The abbreviated programming information within this cell is
provided in more detail form within a program detail and control
region 950. Generally speaking, the program detail and control
region 950 displays detailed information about a selected cell
within the program guide grid as well as various indicators,
selectable controls and the like. For example, a first selectable
control 951 is used to toggle between a "Standard" UI presentation
(the UI screen 900 of FIG. 9) and a "Video Guide" UI presentation
(the UI Screen presentation 1000 of FIG. 10). A second selectable
control 952 is used to toggle between a "Filter On" mode (the UI
Screens 900 of FIG. 9 and 1000 of FIG. 10) and a "Filter Off" mode
(the UI Screen 1100 of FIG. 11).
[0103] FIG. 10 depicts an exemplary UI screen useful in
understanding the present invention. The UI screen 1000 of FIG. 10
is substantially same as the UI screen 900 of FIG. 9, except that
the UI screen 1000 is a "Video Guide" presentation which further
includes a vertically disposed video bar 960 including scaled live
video imagery associated with each of the five broadcast channels
920 presently selected for display within the programming guide or
grid 940.
[0104] FIG. 11 depicts an exemplary UI screen useful in
understanding the present invention. The UI screen 1100 of FIG. 11
is functionally similar to the UI screen 1000 of FIG. 10, except
that the UI screen 1100 operate in a filtered mode wherein video
imagery associated with certain channels is blocked. These channels
may be blocked due to parental control settings, due to being
outside of the purchase channel package of the subscriber or for
some other reason. In particular, it can be seen by inspection that
a "No Video Available" replacement image is displayed in place of
the currently tuned inset image 910, as well as the fourth 964 and
fifth 965 cells in the video bar 960. In addition, a "Channel
Blocked" replacement image is displayed in place of the first 961
cell in the video bar 960. Different replacement images may be used
to denote different reasons for the lack of displayed video.

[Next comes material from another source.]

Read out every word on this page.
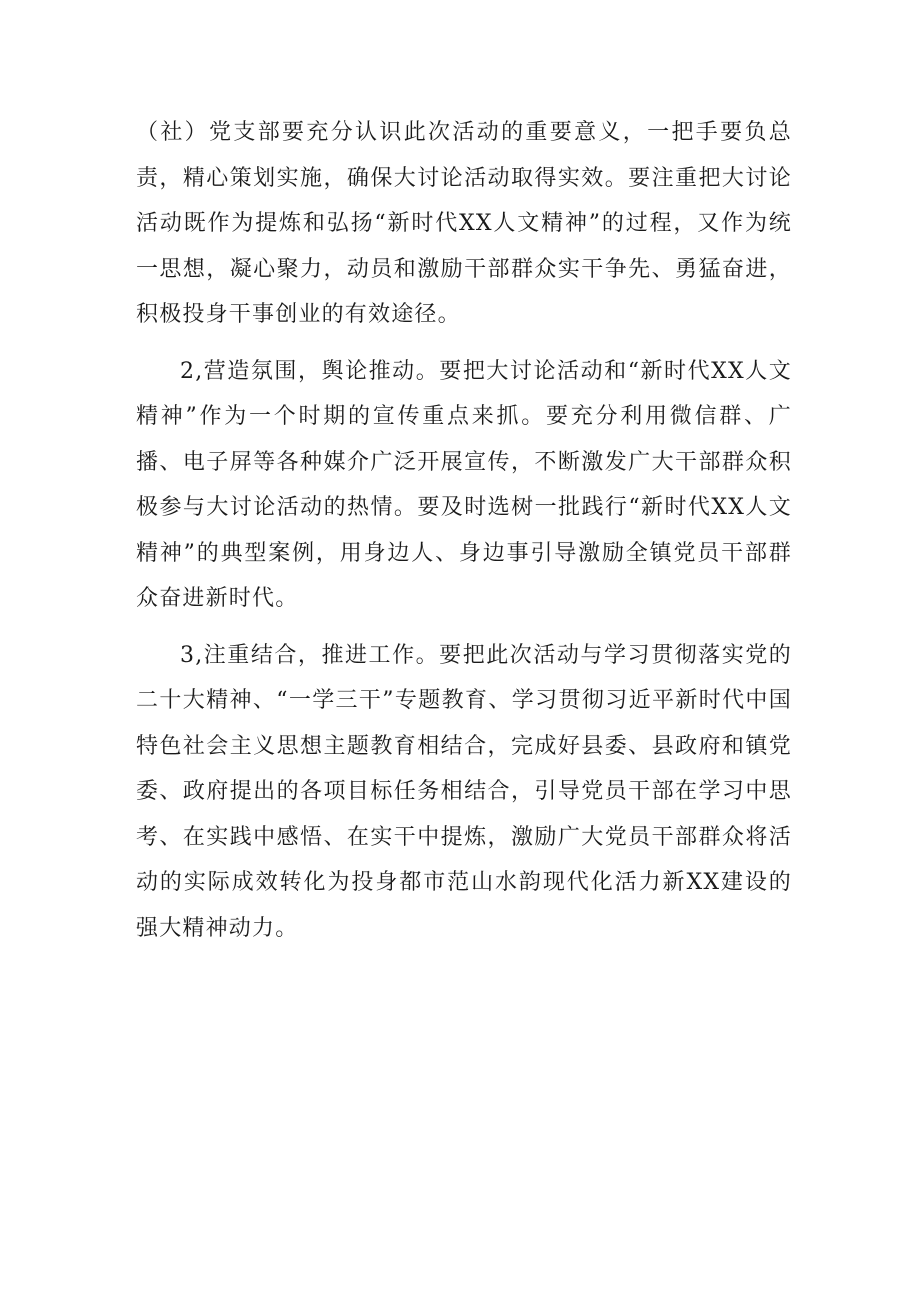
（社）党支部要充分认识此次活动的重要意义，一把手要负总责，精心策划实施，确保大讨论活动取得实效。要注重把大讨论活动既作为提炼和弘扬“新时代XX人文精神”的过程，又作为统一思想，凝心聚力，动员和激励干部群众实干争先、勇猛奋进，积极投身干事创业的有效途径。

2,营造氛围，舆论推动。要把大讨论活动和“新时代XX人文精神”作为一个时期的宣传重点来抓。要充分利用微信群、广播、电子屏等各种媒介广泛开展宣传，不断激发广大干部群众积极参与大讨论活动的热情。要及时选树一批践行“新时代XX人文精神”的典型案例，用身边人、身边事引导激励全镇党员干部群众奋进新时代。

3,注重结合，推进工作。要把此次活动与学习贯彻落实党的二十大精神、“一学三干”专题教育、学习贯彻习近平新时代中国特色社会主义思想主题教育相结合，完成好县委、县政府和镇党委、政府提出的各项目标任务相结合，引导党员干部在学习中思考、在实践中感悟、在实干中提炼，激励广大党员干部群众将活动的实际成效转化为投身都市范山水韵现代化活力新XX建设的强大精神动力。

[0105] The various mechanisms described above are well adapted to
providing an interactive program guide, user interface (UI) and the
like to a television or video service user/subscriber via a set top
box (STB) or other consumer premises equipment (CPE). The imagery
provided within the context of the interactive program guide, UI
and the like may be rendered at the STB/CPE by any of a plurality
of known techniques.
[0106] Various embodiments contemplate a cloud-based user interface
wherein UI imagery is rendered at a remote server or other device
such that UI imagery is provided via a compressed video stream,
thereby avoiding the need for many STB tuners. For example, various
embodiments contemplate a head end server delivering content to a
STB via a regional node, wherein the regional node further
generates and delivers program guide imagery to the STBs. In
various embodiments, the regional node scales live video imagery
associated with current channels to provide scaled channel imagery
which is then combined with program guide information/functional
elements (e.g., HTML, XML or other format) and delivered to the
STB.
[0107] In operation, data received by the regional node from a
particular STB indicative of a desired program guide UI screen is
used by the regional mode to generate or stitch together the
desired program guide UI screen, which is then delivered to the STB
as a stream including UI video imagery including channel thumbnail
imagery, as well as program guide information/functional elements.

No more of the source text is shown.